I spend hours with a keyboard, not a mouse, to verify my navigation flows. It is tedious. It is also the only way to ensure someone with motor impairments can actually buy your product. If you do not test this manually, you are ignoring the bulk of your users.
Talking Points:
Your content team is part of this problem. If they upload a huge image without a proper description, your developers cannot fix it. Accessibility is a habit, not a destination. You need a digital inclusion strategy that covers every single post.
Use the Gutenberg editor to enforce semantic headings. Stop using bold text for headers. It sounds simple, but it is the difference between a usable site and a mess. Teach your writers why these tags exist. They are the first line of defense in your accessibility plan.
Talking Points:
Every plugin you install brings its own set of problems. Some are built with accessibility in mind, but many are not. I keep my plugin count low for a reason. Every new tool is a potential breaking point for your accessibility.
When you audit your site, you must look at what your plugins are outputting to the front end. Sometimes the most popular tools have the worst code. Check them. If they break your site for others, get rid of them. Performance and accessibility are two sides of the same coin.
Talking Points:
Stop trying to fix everything at once. Pick your most important pages. Start there. Once those are rock solid, move on to the next set. This is a long-term project, not a weekend chore.
Build a report of your biggest issues first. Use that to drive your development budget. You will never reach 100% compliance in a perfect sense, but you can get close enough to respect your users. That is all that matters.
Talking Points:
At the end of the day, this is about people. If you use a tool that creates more friction, you are excluding human beings from your business. That is wrong. We need to be better than the lazy solutions sold to us by marketing companies.
Building for humans takes effort. It requires looking at your site through a screen reader or navigating with only a keyboard. It is a humbling experience. I have learned more from one hour of user testing with a disabled person than from a thousand hours of automated reports.
Talking Points:
Stop waiting for a plugin to save you. Stop relying on automated scans to tell you if you are doing a good job. You are the owner of your site, which means you are responsible for its inclusivity. It is time to roll up your sleeves and start building for real people.
Have you been burned by a compliance tool that promised everything and delivered nothing?

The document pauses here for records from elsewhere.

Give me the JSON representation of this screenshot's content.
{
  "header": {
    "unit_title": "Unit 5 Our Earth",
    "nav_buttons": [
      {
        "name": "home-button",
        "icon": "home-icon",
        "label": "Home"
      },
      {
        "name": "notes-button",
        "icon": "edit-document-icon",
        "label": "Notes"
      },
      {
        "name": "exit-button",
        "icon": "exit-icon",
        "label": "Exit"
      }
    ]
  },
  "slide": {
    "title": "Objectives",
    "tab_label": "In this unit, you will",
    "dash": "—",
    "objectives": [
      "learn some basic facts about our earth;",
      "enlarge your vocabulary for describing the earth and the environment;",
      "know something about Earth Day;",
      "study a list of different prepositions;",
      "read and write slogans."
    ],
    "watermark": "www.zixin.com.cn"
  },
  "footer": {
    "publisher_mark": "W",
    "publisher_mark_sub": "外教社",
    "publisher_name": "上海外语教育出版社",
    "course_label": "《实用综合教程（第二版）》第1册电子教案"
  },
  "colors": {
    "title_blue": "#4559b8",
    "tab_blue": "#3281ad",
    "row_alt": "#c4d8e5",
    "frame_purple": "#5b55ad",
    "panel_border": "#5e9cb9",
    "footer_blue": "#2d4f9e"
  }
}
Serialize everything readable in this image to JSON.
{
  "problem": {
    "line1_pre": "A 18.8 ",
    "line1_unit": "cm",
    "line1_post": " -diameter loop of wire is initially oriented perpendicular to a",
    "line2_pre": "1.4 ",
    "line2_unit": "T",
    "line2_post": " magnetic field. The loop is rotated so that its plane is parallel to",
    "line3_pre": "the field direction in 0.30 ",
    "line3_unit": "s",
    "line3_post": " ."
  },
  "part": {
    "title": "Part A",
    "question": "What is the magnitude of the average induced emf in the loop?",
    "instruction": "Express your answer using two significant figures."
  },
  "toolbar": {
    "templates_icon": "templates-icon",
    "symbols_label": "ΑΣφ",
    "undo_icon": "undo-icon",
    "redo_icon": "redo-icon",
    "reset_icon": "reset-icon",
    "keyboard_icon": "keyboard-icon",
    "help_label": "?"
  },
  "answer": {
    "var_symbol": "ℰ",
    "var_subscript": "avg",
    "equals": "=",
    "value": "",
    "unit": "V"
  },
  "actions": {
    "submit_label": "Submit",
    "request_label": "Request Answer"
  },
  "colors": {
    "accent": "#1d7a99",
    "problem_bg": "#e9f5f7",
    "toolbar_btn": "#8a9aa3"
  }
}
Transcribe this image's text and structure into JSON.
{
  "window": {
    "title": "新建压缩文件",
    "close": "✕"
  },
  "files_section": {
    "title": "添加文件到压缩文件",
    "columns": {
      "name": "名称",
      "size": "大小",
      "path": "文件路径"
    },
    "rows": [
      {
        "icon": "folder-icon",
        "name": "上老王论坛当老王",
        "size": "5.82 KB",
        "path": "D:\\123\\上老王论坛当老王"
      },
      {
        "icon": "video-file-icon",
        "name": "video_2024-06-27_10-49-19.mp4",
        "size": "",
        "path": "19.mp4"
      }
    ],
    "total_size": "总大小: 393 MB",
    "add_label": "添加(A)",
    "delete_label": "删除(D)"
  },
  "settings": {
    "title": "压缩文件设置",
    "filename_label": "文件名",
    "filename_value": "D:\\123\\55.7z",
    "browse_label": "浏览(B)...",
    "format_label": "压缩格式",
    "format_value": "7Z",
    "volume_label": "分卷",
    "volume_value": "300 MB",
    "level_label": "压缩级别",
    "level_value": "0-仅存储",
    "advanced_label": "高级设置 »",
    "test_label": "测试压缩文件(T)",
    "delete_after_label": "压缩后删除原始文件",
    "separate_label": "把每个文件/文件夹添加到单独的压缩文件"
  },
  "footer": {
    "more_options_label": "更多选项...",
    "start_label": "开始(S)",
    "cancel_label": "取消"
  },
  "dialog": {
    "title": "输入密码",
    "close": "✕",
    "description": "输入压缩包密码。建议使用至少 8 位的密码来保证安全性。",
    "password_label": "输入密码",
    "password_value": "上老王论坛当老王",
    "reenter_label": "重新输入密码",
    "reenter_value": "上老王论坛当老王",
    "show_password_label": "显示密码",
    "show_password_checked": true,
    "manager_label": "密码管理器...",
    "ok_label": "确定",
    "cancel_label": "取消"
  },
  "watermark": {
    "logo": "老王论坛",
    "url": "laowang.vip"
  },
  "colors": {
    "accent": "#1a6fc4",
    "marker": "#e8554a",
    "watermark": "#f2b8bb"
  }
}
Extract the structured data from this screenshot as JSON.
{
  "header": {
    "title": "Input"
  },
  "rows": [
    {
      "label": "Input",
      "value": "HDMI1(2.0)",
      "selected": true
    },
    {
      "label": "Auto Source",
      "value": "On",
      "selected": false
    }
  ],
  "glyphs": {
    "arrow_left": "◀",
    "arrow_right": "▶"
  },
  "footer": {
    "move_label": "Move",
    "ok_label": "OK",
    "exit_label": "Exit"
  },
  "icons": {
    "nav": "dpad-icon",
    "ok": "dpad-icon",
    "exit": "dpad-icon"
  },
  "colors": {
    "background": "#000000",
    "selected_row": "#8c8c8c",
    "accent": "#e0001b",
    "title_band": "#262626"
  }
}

Tell me about it in the comments. We need to share what actually works so we can stop wasting time on the junk. Let us build a better web, one honest page at a time.
Most plugins are limited to fixing minor issues like missing form labels or basic image descriptions. They work as assistants, not as a replacement for human oversight. You should treat them as a starting point, not a complete solution for compliance.
Ideally, you should audit your site after every major theme update or design change. If your site does not change often, a quarterly review is usually enough. Continuous monitoring beats a one-time audit every single time.
Yes, they are great for finding low-hanging fruit like missing alt text, empty buttons, or color contrast issues on static elements. Just know that they only flag a small fraction of the total accessibility requirements. Use them as a filter, not as your final answer.
Ignoring keyboard navigation is the biggest offender. Many developers focus so much on how the site looks that they forget how it works without a mouse. If your main menu or checkout process is not fully keyboard accessible, you are failing your users.
If you have a large site or a business that relies on public access, yes. An expert can catch the structural problems that software simply cannot see. It is a smart investment that saves you from potential legal headaches later on.